The total value of bank frauds more than doubled in 2019-20. Total cases of frauds have increased 159% by value to Rs 1.85 lakh crore, compared to Rs 71,543 crore in 2018-19.
Similarly, the frauds increased 28% by volume to 8,707 cases in 2019-20, compared to 6,799 instances in the previous year, as per data released by Reserve Bank of India (RBI) in its annual report. However, the banks have shown a decline of 32% year-on-year (y-o-y) in the total value of frauds during June quarter of the current financial year. The data released by RBI only includes frauds of Rs 1 lakh and above.
If an account is declared as fraud, banks need to set aside 100% of the outstanding loans as provisions, either in one go or spread over four quarters, according to RBI. According to data shared by the central bank, 80% of the total value of frauds were reported by public sector banks, followed by private sector banks at 18.4% during 2019-20.
RBI said that frauds have been predominantly occurring in the loan portfolio, both in terms of volume and value.
“There was a concentration of large value frauds, with the top fifty credit-related frauds constituting 76% of the total amount reported as frauds during 2019-20,” RBI said.
The central bank highlighted the delay in the early detection of frauds. The average lag between the date of occurrence of frauds and their detection was 24 months during 2019-20. In large frauds of Rs 100 crore and above, however, the average lag was 63 months. The regulator gave various reasons for delay in recognising fraud.
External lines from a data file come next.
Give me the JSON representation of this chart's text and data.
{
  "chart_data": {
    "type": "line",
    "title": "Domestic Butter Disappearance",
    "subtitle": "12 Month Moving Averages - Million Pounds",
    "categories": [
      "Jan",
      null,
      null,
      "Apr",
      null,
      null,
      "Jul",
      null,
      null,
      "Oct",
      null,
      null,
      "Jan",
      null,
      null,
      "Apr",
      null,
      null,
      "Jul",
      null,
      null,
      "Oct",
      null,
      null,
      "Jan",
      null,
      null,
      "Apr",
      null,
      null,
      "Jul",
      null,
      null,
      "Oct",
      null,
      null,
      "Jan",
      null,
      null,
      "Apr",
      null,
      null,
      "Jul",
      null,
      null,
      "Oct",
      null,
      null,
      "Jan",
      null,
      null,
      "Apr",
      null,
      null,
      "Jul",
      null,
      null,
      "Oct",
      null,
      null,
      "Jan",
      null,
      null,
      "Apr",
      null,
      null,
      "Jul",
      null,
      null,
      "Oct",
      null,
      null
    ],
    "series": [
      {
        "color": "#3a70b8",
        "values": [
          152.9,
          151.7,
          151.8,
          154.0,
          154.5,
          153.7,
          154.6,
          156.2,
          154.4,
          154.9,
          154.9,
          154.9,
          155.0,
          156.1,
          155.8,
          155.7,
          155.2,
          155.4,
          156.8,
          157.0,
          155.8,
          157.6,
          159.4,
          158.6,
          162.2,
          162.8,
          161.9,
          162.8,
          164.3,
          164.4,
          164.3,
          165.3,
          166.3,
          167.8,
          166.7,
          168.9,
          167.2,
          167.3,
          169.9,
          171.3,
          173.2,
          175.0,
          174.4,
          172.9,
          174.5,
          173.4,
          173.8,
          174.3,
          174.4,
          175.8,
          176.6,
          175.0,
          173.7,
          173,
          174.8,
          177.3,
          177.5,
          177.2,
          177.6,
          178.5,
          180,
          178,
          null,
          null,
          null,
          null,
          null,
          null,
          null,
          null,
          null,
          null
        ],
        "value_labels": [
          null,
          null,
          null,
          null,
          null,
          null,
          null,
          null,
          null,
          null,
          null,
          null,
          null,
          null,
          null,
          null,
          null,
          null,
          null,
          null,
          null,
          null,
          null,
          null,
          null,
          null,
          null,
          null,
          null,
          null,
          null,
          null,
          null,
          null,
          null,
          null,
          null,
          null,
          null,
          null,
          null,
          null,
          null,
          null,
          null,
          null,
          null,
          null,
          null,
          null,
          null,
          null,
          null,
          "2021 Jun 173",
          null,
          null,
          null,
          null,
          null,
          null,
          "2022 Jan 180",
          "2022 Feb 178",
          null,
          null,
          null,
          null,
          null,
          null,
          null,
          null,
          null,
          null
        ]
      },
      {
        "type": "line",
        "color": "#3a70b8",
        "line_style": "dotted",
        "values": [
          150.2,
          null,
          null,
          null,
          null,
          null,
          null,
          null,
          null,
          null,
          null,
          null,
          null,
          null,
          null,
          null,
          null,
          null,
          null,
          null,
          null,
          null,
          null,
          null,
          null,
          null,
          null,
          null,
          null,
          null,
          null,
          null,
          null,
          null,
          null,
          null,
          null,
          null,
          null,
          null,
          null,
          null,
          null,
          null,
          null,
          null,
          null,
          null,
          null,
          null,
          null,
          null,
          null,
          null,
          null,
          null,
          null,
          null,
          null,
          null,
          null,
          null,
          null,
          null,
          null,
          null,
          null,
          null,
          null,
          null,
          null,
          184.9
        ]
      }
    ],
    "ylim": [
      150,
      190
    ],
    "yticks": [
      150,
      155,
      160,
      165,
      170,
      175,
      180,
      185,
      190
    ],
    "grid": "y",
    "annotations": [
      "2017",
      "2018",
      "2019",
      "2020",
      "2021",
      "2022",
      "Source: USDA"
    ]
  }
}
“The weak implementation of early warning signals (EWS) by banks, non-detection of EWS during internal audits, non-cooperation of borrowers during forensic audits, inconclusive audit reports and lack of decision making in joint lenders’ meetings account for delay in detection of frauds,” RBI said.
The regulator is set to conduct a study on a few large frauds to recognise the reason behind delay in identifying these frauds.
According to RBI, the EWS mechanism is getting revamped alongside strengthening of concurrent audit function, with timely and conclusive forensic audits of borrower accounts under scrutiny. The regulator had set up the advisory board for banking frauds (ABBF) in consultation with the central vigilance commission (CVC).
The banks have however, seen a decline in the number of reported frauds in the June quarter of current financial year. The total value involved in frauds during June quarter declined 32% year-on-year (y-o-y) at Rs 28,843 crore, compared to Rs 42,228 crore in the April-June period of 2019.